Chronic toxicity and carcinogenicity studies with the insecticide endosulfan in rats and mice

Abstract

The insecticide endosulfan was evaluated for chronic toxicity and carcinogenicity in long-term feeding studies in both Sprague-Dawley rats and NMRI mice. Dietary concentrations of the test substance were administered to rats at 0, 3, 7.5, 15 and 75 ppm and to mice at 0, 2, 6 and 18 ppm for 24 months each. In the rat study, only the treatment with the highest dose caused a significant reduction of body weight gains of the males and females at 75 ppm. The increased incidence of enlarged kidneys seen at autopsy at 75 ppm in females, and the slightly increased incidence of progressive glomerulonephrosis and slightly increased incidence of renal aneurysms seen histopathologically in the 75 ppm males, make the kidney the target organ in rats. On the basis of these findings a dietary concentration of 15 ppm is considered to be the no-observed-effect level (NOEL) in rats, equivalent to a daily test substance intake of 0.6 mg/kg body weight in males and 0.7 mg/kg body weight in females.

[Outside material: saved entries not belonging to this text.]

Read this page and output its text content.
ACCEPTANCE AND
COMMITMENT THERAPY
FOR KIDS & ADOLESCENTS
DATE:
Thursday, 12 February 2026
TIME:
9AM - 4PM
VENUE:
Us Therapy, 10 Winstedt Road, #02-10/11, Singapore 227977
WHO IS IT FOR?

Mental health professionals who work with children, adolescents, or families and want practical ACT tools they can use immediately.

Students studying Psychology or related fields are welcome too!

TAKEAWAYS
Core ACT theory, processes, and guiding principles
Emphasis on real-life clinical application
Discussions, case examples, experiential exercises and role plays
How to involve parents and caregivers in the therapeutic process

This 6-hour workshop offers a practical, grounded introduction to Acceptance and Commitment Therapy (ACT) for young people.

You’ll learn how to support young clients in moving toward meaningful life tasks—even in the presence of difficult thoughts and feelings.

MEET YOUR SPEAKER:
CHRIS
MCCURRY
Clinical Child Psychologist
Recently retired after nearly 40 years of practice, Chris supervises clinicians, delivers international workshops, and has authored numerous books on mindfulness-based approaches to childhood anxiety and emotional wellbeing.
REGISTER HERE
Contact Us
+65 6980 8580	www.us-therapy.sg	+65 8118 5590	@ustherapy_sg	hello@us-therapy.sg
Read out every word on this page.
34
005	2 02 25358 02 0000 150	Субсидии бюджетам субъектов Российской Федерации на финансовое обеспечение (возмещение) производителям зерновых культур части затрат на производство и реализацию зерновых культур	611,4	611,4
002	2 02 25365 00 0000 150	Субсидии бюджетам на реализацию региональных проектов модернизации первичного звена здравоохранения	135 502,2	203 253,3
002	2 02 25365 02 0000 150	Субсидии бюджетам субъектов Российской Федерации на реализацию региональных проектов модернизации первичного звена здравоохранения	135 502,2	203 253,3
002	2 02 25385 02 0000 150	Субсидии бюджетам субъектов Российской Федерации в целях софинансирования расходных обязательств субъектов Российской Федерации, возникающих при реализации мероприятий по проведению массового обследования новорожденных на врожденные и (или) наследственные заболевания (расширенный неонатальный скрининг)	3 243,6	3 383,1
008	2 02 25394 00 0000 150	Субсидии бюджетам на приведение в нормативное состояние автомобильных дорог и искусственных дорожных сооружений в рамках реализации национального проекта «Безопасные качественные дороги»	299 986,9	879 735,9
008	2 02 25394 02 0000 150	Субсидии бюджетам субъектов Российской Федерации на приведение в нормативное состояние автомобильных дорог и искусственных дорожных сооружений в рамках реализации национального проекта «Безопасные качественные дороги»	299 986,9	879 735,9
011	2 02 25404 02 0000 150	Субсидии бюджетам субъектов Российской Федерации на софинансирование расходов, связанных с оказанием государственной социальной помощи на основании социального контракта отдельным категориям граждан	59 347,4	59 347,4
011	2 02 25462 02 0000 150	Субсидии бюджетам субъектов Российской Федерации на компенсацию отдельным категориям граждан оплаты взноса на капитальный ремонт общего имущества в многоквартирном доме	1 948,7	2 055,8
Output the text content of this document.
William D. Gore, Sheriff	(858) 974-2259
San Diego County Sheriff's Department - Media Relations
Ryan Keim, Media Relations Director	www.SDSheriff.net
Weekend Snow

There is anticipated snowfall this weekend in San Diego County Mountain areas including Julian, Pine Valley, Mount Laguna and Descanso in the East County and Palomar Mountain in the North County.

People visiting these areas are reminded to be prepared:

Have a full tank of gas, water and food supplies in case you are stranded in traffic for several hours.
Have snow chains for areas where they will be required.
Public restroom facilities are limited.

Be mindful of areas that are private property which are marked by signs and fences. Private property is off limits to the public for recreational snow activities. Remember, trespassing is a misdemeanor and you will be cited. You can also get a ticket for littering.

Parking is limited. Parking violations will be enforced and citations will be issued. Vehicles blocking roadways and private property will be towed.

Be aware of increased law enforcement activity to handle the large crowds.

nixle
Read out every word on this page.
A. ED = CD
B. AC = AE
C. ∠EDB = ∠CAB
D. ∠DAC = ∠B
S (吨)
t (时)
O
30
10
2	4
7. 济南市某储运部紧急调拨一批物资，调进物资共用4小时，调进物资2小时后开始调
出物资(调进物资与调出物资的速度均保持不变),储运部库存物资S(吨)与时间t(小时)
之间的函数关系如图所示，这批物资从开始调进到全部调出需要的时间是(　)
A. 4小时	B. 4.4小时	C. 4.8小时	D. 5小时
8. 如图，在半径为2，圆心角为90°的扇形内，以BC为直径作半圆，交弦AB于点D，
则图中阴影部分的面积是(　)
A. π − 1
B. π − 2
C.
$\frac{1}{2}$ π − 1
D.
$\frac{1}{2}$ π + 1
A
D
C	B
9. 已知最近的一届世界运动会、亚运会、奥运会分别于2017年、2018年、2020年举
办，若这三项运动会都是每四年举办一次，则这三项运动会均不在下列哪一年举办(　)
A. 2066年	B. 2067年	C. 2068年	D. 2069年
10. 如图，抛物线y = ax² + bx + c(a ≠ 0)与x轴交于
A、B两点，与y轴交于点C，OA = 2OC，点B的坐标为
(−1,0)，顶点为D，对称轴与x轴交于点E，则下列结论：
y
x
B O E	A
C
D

In the mouse study, the treatment with 18 ppm caused a significant increase of mortality in the females and a slight (in the first third of the study, significant) reduction of body weight gain in males. Since there were no other substance-related findings, the dietary concentration of 6 ppm is considered to be the NOEL in mice, equivalent to a daily test substance intake of 0.84 mg/kg body weight in males and 0.97 mg/kg body weight in females. An evaluation of all relevant tumour data gained in both studies revealed no differences between control and treated groups. It was concluded, therefore, that endosulfan has no carcinogenic potential.